A House investigation of the Marine barracks bombing found “very serious errors in judgment” and recommended additional security measures around the world. When the September ’84 bombing occurred nearly a year later and the security was not yet in place, Democrats did not see it as an opportunity to score political points. Instead they accepted President Reagan’s explanation that repairs take time: “Anyone who’s ever had their kitchen done over knows that it never gets done as soon as you wish it would.”

Update, 4pm May 15: Contrary to Clift's assertion, Democrats did not "accept" President Reagan's line about the Beirut embassy bombing in 1984. Instead, as the New York Times (David Rosenbaum) documented in a front-page article on September 24 of that year:

Democratic leaders accused President Reagan today of making light of the bombing last week of the United States Embassy in Lebanon, and Congressional committees pressed ahead with plans to investigate why security at the embassy had been breached. The Speaker of the House, Thomas P. O'Neill Jr., Democrat of Massachusetts, said it was "ridiculous" for the President to compare the incomplete security measures at the embassy to the typical delays in a kitchen remodeling job. Mr. O'Neill said it was a "blatantly stupid alibi for the destruction of our embassy in Beirut."
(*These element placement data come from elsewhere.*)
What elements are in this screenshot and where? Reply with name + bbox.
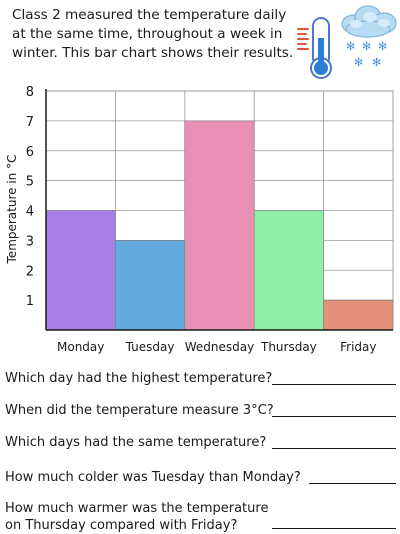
- svg-text:✻: ✻: [372, 56, 381, 69]
- svg-text:✻: ✻: [354, 56, 363, 69]
- thermometer-snow-cloud-icon: ✻ ✻ ✻ ✻ ✻: [296, 2, 398, 82]
- answer-line-1[interactable]: [272, 384, 396, 385]
- x-tick-label: Friday: [340, 340, 376, 354]
- x-tick-label: Thursday: [260, 340, 317, 354]
- y-tick-label: 2: [26, 264, 34, 279]
- svg-text:✻: ✻: [378, 40, 387, 53]
- x-tick-label: Tuesday: [125, 340, 175, 354]
- y-axis-label: Temperature in °C: [5, 155, 19, 265]
- svg-text:✻: ✻: [362, 40, 371, 53]
- intro-text: Class 2 measured the temperature daily a…: [12, 7, 294, 61]
- answer-line-3[interactable]: [272, 448, 396, 449]
- question-2: When did the temperature measure 3°C?: [5, 403, 274, 418]
- bar-friday: [323, 299, 394, 331]
- y-tick-label: 4: [26, 205, 34, 220]
- y-tick-label: 6: [26, 145, 34, 160]
- svg-text:✻: ✻: [346, 40, 355, 53]
- bar-tuesday: [115, 240, 186, 331]
- answer-line-5[interactable]: [272, 528, 396, 529]
- question-4: How much colder was Tuesday than Monday?: [5, 470, 301, 485]
- answer-line-4[interactable]: [309, 483, 396, 484]
- y-tick-label: 1: [26, 294, 34, 309]
- bar-chart: 1 2 3 4 5 6 7 8 Monday Tuesday Wednesday Thursday Fr…: [5, 85, 394, 354]
- bar-thursday: [253, 210, 324, 331]
- y-tick-label: 3: [26, 234, 34, 249]
- answer-line-2[interactable]: [272, 416, 396, 417]
- bar-monday: [45, 210, 116, 331]
- question-1: Which day had the highest temperature?: [5, 371, 273, 386]
- bar-wednesday: [184, 120, 255, 331]
- question-3: Which days had the same temperature?: [5, 435, 267, 450]
- y-tick-label: 7: [26, 115, 34, 130]
- x-tick-label: Wednesday: [185, 340, 254, 354]
- question-5: How much warmer was the temperature on T…: [5, 501, 269, 533]
- y-tick-label: 8: [26, 85, 34, 100]
- y-tick-label: 5: [26, 175, 34, 190]
- x-tick-label: Monday: [57, 340, 104, 354]
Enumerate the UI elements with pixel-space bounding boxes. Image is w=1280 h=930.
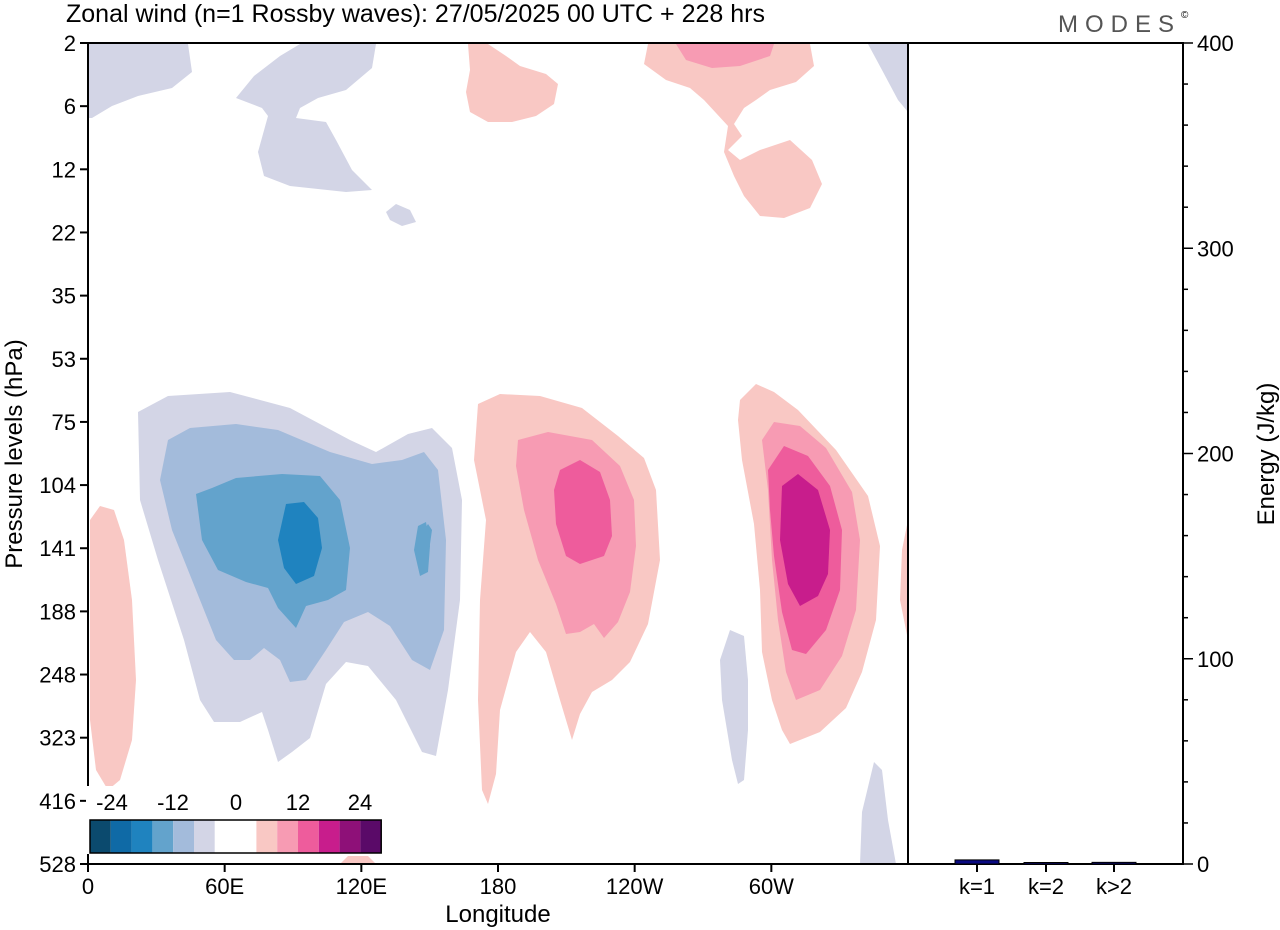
y-axis-label: Pressure levels (hPa)	[1, 339, 28, 568]
colorbar-swatch	[298, 820, 319, 853]
colorbar-tick-label: 12	[286, 790, 310, 815]
y-tick-label: 323	[39, 726, 76, 751]
y-tick-label: 416	[39, 789, 76, 814]
neg-contour-5-upper	[88, 44, 192, 118]
colorbar-legend: -24 -12 0 12 24	[86, 786, 382, 854]
colorbar-swatch	[110, 820, 132, 853]
y-tick-label: 248	[39, 663, 76, 688]
colorbar-swatch	[235, 820, 257, 853]
y-tick-label: 528	[39, 852, 76, 877]
energy-axis: 0 100 200 300 400	[1183, 31, 1234, 877]
x-tick-label: 60W	[749, 874, 794, 899]
neg-contour-5-bottom-right	[860, 762, 896, 864]
colorbar-tick-label: 0	[230, 790, 242, 815]
energy-tick-label: 300	[1197, 236, 1234, 261]
pos-contour-5-west	[90, 506, 136, 790]
longitude-axis: 0 60E 120E 180 120W 60W	[82, 864, 794, 899]
y-tick-label: 35	[52, 284, 76, 309]
energy-tick-label: 200	[1197, 442, 1234, 467]
colorbar-swatch	[214, 820, 236, 853]
energy-bar	[1091, 861, 1137, 865]
colorbar-swatch	[131, 820, 153, 853]
energy-bars: k=1 k=2 k>2	[954, 859, 1137, 899]
neg-contour-15-east	[414, 522, 430, 576]
neg-contour-5-right-edge	[868, 44, 908, 112]
bar-category-label: k>2	[1096, 874, 1132, 899]
energy-plot-frame	[907, 42, 1184, 865]
y-tick-label: 141	[39, 536, 76, 561]
neg-contour-5-lower	[720, 630, 748, 784]
colorbar-swatch	[90, 820, 111, 853]
energy-bar	[1023, 862, 1069, 865]
colorbar-swatch	[173, 820, 194, 853]
energy-tick-label: 100	[1197, 647, 1234, 672]
colorbar-swatch	[318, 820, 340, 853]
x-tick-label: 120W	[606, 874, 664, 899]
pos-contour-20-east	[780, 474, 830, 606]
colorbar-swatch	[360, 820, 382, 853]
y-tick-label: 53	[52, 347, 76, 372]
pos-contour-5-upper	[466, 44, 558, 122]
bar-category-label: k=2	[1028, 874, 1064, 899]
y-tick-label: 75	[52, 410, 76, 435]
contour-field	[88, 44, 908, 864]
y-tick-label: 22	[52, 220, 76, 245]
colorbar-swatch	[194, 820, 215, 853]
colorbar-tick-label: -24	[96, 790, 128, 815]
x-tick-label: 180	[480, 874, 517, 899]
neg-contour-5-blob	[386, 204, 416, 226]
y-tick-label: 104	[39, 473, 76, 498]
y-tick-label: 2	[64, 31, 76, 56]
x-tick-label: 0	[82, 874, 94, 899]
x-tick-label: 60E	[205, 874, 244, 899]
modes-logo: MODES	[1058, 11, 1181, 38]
colorbar-tick-label: -12	[157, 790, 189, 815]
y-tick-label: 188	[39, 599, 76, 624]
pos-contour-5-topright	[644, 44, 822, 218]
pos-contour-5-west2	[900, 520, 908, 640]
colorbar-swatch	[277, 820, 298, 853]
neg-contour-5-upper2	[236, 44, 376, 192]
y-tick-label: 12	[52, 157, 76, 182]
colorbar-swatch	[152, 820, 174, 853]
pos-contour-5-bottom	[340, 856, 376, 864]
colorbar-frame	[89, 819, 382, 854]
pos-contour-10-top	[676, 44, 774, 68]
pos-contour-15-center	[554, 460, 612, 564]
energy-bar	[954, 859, 1000, 865]
copyright-mark: ©	[1181, 10, 1189, 21]
energy-axis-label: Energy (J/kg)	[1253, 383, 1280, 526]
colorbar-tick-label: 24	[348, 790, 372, 815]
x-tick-label: 120E	[336, 874, 387, 899]
energy-tick-label: 400	[1197, 31, 1234, 56]
y-tick-label: 6	[64, 94, 76, 119]
pressure-axis: 2 6 12 22 35 53 75 104 141 188 248 323 416 528	[39, 31, 88, 877]
energy-tick-label: 0	[1197, 852, 1209, 877]
colorbar-swatch	[339, 820, 361, 853]
x-axis-label: Longitude	[445, 901, 550, 928]
chart-title: Zonal wind (n=1 Rossby waves): 27/05/202…	[66, 0, 765, 28]
bar-category-label: k=1	[959, 874, 995, 899]
neg-contour-20	[278, 502, 322, 584]
colorbar-swatch	[256, 820, 278, 853]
Eleanor Clift concluded her defense: 

Today no one in either party would accept such a benign explanation for a lapse in security, nor should they. But no administration is immune to tragic events in troublesome spots in the world, and not every tragedy is a scandal. Poking around for partisan gain in what lawmakers now know were clandestine activities for answers to questions that for the most part have already been answered is the scandal.